A Fundação Municipal de Saúde (FMS) de Teresina, neste “julho amarelo”, está atuando de forma significativa nas ações de prevenção das hepatites, por meio de cursos e palestras e, também, na realização de testagem para as hepatites B e C, em instituições públicas e privadas. Na segunda-feira, 11, equipes estarão no Ambulatório Azul do Hospital Getúlio Vargas; no dia 13 no Hospital Universitário e no dia 18 no Shopping da Cidade.

“Pessoas com sinais e sintomas de hepatites também devem procurar as Unidades Básicas de Saúde, onde estão sendo intensificadas as testagens, além de vacinação contra a hepatite B”, afirma Amariles Borba, diretora de vigilância em saúde da FMS.

As hepatites virais são um grave problema de saúde pública no Brasil e no mundo. Trata-se de uma infecção que atinge o fígado, causando alterações leves, moderadas ou graves. Na maioria das vezes são infecções silenciosas, ou seja, não apresentam sintomas.

Existem cinco tipos identificados de hepatite: A, B, C, D (Delta) e E. As dos tipos A e E se manifestam de forma aguda e não cronificam, com o sistema imunológico do paciente eliminando o vírus do organismo depois da crise, mas os tipos B, C e D podem se tornar crônicos e pedem mais atenção dos órgãos de saúde no mundo.

Segundo estatísticas do SINAN até junho 2022, Teresina registrou 642 casos notificados dos vários grupos de hepatites virais nos últimos cinco anos. A maioria de casos são de hepatites agudas sintomáticas e deve-se aos vírus A e B.

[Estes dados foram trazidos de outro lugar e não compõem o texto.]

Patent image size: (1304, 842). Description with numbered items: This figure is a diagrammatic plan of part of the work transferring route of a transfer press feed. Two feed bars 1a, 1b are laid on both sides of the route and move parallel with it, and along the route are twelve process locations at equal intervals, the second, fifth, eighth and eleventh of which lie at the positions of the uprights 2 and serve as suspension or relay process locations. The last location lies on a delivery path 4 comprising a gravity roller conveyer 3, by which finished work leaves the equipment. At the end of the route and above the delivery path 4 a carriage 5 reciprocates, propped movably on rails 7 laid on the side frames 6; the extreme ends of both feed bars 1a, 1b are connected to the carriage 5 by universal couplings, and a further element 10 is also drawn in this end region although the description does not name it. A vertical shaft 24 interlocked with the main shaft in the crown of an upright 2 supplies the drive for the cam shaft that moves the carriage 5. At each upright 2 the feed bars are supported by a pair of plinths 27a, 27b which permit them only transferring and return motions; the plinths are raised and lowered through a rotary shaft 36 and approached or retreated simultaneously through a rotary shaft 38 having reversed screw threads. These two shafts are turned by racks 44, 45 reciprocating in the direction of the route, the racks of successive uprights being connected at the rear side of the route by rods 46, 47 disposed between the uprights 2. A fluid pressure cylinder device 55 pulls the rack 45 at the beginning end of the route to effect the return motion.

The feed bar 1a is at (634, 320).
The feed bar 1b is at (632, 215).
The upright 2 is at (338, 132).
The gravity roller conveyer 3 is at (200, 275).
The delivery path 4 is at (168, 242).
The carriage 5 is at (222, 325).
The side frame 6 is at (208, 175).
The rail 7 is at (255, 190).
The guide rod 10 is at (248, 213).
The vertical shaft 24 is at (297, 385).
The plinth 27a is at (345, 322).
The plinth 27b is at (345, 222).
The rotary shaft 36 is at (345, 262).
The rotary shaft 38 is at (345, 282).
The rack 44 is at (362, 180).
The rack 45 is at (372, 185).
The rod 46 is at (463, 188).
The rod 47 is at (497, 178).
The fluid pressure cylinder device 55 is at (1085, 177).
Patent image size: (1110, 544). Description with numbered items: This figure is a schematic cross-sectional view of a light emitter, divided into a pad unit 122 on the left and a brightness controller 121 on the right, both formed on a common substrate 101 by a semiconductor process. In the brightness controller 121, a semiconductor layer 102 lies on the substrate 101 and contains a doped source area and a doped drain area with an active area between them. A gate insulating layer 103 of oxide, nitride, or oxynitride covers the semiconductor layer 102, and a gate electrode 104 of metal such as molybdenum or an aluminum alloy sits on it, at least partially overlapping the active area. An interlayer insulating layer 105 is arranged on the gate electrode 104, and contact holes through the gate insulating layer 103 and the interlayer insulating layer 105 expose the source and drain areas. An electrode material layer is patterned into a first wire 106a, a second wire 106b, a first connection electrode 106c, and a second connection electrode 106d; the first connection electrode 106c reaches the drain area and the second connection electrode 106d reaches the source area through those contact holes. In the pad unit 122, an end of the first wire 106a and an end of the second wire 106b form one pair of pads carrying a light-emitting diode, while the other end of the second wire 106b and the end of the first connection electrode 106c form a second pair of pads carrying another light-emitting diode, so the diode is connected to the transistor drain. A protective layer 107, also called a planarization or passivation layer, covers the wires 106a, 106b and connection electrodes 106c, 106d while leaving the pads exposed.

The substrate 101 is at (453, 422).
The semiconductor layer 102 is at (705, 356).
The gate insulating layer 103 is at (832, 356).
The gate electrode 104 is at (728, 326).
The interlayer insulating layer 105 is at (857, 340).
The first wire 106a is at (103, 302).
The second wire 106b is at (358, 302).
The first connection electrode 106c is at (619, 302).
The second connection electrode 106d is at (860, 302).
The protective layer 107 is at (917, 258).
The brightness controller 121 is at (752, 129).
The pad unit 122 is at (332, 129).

Na região Norte do Brasil, a coinfecção das hepatites B e D também é importante causa de hepatite aguda sintomática. O vírus C costuma apresentar uma fase aguda clinicamente pouco expressiva, de forma que responde apenas por pequena parte das hepatites agudas.

Os sintomas das hepatites virais agudas são inespecíficos como falta de apetite, náuseas, diarreia (ou raramente constipação), febre baixa, dor de cabeça, mal-estar, modificações do paladar e/ou do olfato, mialgia, fotofobia, desconforto abdominal, urticária, artralgia e, as vezes exantema e icterícia.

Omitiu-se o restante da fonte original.